But all of those buildings have been sold or torn down now, those residents dispersed. Now I am alone at night on my new block, quiet except on the busy nights, when cars drive by every few minutes, stopping at the less lit places on the street, waiting until I come outside and stare hard at them, urging them to move on. I prefer to be alone, with my newspapers, books, quiet music, computer and sometimes, tequila to keep me company. The air is soft, the pine floorboards worn smooth by bare feet, and when I step outside, the concrete front steps are still warm from the day's sun. The computer keyboard clicks delicately, "Clickety-clack," Jamey mimics, and calls it "the sound of loneliness." That may be true in a way. Even in this urban area, with small houses on tight lots, people are more self-contained than I expected. Partially I assume this is because I am an outsider, and for this reason, avoided by some neighbors. But I also think some measure of self containment, both physical and emotional, is a self protection measure on the part of those who live here. I read about a study of inner city single mothers in the 1990s where half of the women were moved out of their ghettoes and into the suburbs. The new suburban mothers complained of loneliness and isolation, but no more so than the urban mothers, who had stayed in their own familiar environments. The researcher concluded that the ghetto can also be emotionally isolating, despite the density of humanity.
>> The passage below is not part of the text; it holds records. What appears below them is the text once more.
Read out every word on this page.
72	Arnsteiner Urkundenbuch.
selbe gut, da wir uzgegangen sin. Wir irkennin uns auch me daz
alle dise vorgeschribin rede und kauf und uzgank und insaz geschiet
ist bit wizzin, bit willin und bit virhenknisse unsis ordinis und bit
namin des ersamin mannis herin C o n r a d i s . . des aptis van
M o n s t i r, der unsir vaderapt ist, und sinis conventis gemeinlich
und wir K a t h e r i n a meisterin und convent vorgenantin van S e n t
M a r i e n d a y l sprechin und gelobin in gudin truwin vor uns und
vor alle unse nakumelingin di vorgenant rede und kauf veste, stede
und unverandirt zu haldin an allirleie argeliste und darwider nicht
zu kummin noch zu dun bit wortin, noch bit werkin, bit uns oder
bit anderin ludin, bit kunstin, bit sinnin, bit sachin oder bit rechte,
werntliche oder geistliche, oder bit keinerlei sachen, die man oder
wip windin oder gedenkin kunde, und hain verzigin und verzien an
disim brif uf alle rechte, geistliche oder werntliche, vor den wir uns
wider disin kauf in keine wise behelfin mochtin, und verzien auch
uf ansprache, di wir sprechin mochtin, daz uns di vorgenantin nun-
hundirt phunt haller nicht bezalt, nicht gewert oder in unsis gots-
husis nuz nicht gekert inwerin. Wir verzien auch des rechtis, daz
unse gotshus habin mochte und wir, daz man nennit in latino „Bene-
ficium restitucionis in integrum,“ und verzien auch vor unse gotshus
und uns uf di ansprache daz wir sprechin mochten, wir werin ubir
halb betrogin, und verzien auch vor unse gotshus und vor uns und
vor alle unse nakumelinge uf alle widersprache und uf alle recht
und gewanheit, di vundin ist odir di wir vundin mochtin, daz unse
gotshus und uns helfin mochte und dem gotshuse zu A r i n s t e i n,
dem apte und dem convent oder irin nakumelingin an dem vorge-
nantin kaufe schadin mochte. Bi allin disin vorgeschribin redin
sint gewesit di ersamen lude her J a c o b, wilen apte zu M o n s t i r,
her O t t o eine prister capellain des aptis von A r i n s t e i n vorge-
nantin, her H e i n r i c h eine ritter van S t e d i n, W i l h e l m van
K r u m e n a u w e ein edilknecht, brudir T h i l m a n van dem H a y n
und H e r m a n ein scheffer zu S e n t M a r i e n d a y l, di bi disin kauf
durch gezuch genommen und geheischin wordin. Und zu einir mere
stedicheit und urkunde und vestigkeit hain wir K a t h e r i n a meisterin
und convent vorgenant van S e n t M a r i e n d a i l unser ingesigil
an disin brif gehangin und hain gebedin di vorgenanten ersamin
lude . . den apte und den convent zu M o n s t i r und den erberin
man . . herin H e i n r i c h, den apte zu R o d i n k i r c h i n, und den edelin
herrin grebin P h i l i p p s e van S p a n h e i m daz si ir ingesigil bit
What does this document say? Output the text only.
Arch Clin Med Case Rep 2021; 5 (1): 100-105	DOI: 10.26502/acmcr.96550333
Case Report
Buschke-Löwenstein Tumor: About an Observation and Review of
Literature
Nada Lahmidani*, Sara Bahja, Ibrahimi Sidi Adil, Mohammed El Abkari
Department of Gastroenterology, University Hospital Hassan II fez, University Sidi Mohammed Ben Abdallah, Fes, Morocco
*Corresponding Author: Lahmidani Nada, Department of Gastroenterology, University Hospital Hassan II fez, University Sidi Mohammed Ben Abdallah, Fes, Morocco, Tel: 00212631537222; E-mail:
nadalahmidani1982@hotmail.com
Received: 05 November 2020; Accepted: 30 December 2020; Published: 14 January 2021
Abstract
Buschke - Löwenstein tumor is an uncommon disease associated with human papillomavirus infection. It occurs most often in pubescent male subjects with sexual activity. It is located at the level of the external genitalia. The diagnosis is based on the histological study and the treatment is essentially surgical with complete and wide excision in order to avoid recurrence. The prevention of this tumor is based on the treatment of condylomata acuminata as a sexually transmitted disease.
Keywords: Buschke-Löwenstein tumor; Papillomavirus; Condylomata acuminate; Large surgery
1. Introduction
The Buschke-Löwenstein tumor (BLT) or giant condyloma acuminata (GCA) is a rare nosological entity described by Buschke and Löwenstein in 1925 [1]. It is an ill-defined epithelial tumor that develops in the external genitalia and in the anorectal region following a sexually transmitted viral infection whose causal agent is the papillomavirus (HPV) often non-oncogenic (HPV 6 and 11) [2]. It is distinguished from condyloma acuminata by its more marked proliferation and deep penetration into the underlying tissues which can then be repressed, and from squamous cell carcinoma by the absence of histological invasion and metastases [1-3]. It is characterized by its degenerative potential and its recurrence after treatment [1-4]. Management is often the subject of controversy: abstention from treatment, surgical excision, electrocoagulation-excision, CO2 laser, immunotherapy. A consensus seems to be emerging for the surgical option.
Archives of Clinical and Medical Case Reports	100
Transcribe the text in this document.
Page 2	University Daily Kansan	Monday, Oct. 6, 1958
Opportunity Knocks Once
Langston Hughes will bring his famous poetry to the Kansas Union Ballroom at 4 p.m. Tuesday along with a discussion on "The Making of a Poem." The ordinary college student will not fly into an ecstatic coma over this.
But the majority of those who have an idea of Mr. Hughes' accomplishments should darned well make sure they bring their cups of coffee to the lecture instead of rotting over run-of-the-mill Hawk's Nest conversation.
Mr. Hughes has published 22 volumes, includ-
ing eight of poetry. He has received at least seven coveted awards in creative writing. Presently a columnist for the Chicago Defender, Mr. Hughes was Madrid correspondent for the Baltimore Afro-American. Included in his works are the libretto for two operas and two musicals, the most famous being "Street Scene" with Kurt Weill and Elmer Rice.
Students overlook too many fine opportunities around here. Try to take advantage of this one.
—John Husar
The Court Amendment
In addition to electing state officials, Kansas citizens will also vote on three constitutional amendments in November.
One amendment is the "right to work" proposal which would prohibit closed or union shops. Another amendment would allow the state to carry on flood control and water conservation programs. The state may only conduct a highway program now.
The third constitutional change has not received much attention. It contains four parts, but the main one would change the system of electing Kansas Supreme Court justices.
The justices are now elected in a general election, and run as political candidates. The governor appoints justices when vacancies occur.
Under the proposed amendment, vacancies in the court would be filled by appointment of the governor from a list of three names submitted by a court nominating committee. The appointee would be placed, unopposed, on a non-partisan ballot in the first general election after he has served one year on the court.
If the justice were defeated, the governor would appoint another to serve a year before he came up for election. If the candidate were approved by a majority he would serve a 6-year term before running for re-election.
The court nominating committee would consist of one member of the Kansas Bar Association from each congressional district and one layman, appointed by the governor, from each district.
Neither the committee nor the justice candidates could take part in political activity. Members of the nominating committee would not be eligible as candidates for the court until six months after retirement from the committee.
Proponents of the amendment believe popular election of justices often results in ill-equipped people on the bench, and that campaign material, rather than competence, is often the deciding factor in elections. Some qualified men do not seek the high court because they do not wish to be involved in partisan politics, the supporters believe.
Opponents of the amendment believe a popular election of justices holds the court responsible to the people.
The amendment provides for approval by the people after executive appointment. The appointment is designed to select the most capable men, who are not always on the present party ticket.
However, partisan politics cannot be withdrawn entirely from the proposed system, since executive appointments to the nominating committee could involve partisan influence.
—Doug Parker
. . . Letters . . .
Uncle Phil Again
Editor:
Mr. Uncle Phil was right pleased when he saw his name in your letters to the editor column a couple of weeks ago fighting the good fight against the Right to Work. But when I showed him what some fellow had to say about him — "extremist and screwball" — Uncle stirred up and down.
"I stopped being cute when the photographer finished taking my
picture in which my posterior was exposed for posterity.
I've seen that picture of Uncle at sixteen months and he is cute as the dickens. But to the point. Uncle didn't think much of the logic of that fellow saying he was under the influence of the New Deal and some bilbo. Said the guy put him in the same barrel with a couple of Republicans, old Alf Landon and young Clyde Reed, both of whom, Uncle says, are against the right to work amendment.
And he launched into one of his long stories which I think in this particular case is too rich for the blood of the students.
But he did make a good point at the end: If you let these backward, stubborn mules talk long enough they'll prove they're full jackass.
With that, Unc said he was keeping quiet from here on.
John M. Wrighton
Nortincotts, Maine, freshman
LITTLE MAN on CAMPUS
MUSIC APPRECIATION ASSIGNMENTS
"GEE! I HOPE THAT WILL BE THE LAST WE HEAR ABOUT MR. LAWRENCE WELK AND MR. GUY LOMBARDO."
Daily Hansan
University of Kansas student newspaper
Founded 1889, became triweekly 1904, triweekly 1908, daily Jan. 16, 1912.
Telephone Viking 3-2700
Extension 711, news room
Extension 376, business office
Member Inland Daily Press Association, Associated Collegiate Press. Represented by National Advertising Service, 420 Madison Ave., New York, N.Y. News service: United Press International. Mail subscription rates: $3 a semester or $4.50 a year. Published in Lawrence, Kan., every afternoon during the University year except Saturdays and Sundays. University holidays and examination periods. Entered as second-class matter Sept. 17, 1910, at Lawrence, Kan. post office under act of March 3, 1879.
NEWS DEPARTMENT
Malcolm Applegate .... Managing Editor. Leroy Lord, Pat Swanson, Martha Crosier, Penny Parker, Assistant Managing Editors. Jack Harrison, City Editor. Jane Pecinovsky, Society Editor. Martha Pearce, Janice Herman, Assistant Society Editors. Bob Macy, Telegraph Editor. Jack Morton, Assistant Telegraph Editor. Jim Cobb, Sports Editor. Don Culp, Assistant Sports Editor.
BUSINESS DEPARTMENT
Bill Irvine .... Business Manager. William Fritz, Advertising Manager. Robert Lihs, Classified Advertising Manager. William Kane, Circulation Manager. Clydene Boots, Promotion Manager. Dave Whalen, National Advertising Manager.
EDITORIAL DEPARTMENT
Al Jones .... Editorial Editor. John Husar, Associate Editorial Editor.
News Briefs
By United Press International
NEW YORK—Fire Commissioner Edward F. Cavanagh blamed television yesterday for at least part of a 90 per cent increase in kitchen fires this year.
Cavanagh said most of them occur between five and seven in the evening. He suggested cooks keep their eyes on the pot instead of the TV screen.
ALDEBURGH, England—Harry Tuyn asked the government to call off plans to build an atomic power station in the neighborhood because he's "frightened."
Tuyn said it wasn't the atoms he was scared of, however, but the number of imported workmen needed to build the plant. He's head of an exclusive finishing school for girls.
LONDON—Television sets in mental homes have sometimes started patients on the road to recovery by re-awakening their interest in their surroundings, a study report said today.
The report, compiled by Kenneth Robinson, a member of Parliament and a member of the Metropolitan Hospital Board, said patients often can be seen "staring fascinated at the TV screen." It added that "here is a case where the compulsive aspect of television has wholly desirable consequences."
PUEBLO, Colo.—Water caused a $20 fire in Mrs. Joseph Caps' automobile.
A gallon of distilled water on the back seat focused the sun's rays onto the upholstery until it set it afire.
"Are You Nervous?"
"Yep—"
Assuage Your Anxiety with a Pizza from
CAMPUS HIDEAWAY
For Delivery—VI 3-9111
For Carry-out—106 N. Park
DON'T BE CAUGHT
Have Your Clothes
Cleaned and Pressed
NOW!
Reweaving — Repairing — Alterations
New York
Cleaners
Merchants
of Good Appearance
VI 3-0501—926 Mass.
On a quiet night like tonight, I don't feel lonely, or scared. I imagine myself as Karen Blixen, a stranger come to town, considered a positive force by some, a usurper by others. I didn't move to this neighborhood to win a popularity contest, I remind myself sometimes. I am here on the make, investing my money and time in this house, hoping that it will increase in value as the neighborhood changes. What that changed neighborhood will look like I can't fully imagine, or maybe I just don't want to know tonight. I plan the future in soft focus, when I will look back on these days, and remember not the challenges of crime and the frustrations of poverty, but the crisp smell of dirt in the garden, the exhale of a breeze over the trees in the park, the sound of horseshoes and soft laughter.